MY FASCINATION WITH houses began when I was a child. We moved, from one coast to another and back, every five to eight years — just enough time to grow the roots of friendships, and then pull them up again. Houses became my roots, and I find that I remember their floor plans better than I remember the friends I made, in those days before Facebook and email made communication easier.
As I grew up, I began to realize that the very layouts of those houses were influencing who I was, and I began to study the psychological impact of architecture more closely. But it was when my husband and I took on a 100-year-old wreck of a house in Port Townsend that all these observations became reality. I wanted my family to live in a house that would encourage honesty and generosity. The American Foursquare we found, with its flowing floor plan and high ceilings, would do just that — once we got past the tons of trash, and the rotten foundation and roof and plumbing and electrical systems. And the rats.

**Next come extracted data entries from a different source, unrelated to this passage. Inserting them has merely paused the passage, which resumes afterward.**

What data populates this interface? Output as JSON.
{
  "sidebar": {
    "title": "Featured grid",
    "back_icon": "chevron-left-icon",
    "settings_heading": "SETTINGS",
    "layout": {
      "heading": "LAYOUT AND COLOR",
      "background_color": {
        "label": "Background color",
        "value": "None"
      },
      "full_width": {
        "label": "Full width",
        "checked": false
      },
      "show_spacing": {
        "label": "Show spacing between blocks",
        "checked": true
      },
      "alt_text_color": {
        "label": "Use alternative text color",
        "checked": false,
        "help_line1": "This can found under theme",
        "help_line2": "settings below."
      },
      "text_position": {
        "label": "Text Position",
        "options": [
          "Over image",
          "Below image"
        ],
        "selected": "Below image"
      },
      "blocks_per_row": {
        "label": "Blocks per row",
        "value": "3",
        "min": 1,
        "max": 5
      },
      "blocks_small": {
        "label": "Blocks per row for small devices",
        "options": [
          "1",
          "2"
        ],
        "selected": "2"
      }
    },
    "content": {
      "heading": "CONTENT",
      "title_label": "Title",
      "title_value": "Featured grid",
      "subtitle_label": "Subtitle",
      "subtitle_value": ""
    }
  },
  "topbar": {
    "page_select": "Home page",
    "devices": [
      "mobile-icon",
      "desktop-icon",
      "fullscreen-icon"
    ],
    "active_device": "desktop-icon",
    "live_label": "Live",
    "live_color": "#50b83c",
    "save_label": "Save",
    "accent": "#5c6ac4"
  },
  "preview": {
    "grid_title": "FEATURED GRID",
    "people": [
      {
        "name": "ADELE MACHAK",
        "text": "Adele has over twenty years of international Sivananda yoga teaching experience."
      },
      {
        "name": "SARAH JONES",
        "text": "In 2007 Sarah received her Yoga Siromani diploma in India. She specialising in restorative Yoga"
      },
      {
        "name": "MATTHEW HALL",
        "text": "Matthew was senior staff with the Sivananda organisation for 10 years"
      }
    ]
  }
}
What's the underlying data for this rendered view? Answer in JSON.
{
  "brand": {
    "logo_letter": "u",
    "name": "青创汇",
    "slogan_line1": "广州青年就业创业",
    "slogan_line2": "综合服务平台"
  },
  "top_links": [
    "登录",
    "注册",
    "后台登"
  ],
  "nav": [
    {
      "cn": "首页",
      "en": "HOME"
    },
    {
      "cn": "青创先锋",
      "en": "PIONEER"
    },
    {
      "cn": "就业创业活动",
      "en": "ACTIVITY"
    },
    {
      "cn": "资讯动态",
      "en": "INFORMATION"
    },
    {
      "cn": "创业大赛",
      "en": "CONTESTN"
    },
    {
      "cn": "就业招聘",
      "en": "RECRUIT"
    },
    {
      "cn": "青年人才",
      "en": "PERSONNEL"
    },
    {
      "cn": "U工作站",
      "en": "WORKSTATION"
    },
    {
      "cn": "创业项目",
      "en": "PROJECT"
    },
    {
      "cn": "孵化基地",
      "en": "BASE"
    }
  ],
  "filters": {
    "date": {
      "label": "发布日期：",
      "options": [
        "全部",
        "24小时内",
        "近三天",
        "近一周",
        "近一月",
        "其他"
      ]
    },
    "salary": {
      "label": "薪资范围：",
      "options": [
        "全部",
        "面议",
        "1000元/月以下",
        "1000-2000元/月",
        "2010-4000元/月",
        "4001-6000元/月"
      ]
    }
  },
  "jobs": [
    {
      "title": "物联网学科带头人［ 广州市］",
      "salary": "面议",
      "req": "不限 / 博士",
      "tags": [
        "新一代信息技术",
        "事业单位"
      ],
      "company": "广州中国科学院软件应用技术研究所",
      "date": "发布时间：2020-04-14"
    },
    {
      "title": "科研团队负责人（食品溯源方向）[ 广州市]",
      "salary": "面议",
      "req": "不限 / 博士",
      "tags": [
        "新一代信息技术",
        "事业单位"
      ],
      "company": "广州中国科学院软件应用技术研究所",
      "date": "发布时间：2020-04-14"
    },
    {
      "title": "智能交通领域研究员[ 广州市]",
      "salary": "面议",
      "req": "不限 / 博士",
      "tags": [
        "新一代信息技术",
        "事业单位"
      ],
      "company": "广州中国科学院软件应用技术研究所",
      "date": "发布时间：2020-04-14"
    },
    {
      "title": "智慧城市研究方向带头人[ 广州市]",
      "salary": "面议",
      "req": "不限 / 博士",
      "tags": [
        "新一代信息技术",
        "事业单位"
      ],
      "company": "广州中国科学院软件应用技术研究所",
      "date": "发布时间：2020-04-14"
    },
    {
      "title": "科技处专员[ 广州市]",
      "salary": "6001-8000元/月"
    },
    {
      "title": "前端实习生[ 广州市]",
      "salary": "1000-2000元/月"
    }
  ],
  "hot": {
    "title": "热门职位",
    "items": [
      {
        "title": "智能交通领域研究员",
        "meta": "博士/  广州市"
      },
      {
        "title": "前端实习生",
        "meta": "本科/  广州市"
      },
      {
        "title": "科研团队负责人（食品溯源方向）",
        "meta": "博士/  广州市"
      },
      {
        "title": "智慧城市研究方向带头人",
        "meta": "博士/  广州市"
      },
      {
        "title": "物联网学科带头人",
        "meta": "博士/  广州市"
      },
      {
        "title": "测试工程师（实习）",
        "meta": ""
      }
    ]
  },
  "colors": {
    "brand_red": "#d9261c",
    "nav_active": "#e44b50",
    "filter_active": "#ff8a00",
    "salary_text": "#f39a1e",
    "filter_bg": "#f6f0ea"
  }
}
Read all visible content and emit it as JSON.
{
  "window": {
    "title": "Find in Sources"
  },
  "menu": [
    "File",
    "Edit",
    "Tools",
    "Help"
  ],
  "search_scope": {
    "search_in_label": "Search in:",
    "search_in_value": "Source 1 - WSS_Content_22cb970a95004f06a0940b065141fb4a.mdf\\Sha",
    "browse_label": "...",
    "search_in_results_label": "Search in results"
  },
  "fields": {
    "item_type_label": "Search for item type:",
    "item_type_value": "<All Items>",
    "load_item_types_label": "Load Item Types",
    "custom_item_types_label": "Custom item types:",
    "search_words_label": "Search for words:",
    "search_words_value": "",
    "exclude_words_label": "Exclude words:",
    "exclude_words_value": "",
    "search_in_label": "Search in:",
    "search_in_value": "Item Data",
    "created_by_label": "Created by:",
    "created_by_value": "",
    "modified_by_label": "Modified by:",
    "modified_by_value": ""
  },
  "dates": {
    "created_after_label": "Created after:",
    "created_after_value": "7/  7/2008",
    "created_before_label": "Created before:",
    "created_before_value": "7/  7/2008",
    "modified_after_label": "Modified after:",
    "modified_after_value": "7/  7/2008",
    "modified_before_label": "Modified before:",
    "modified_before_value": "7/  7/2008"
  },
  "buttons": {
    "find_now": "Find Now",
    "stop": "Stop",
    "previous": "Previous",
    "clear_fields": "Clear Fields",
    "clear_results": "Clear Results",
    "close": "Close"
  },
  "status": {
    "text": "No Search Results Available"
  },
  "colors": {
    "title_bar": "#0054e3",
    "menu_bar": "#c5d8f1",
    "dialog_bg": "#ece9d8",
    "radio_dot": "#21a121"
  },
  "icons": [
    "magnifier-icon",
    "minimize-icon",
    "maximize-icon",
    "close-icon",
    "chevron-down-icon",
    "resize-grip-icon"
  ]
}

But there is something deeply cathartic about cleaning out a lot of trash, starting over, taking a floor plan and consciously thinking about how your life will fit inside it. I was 42 years old when we found the house, and a reassessment made sense. And so the house became my teacher and, over the years, my roots. The kind that stay.
My new book, “House Lessons: Renovating a Life,” is an architectural love story. It is a tale of a house, and a family, and a marriage. And it is a story of how a house can make you feel more alive, if you know what to look for.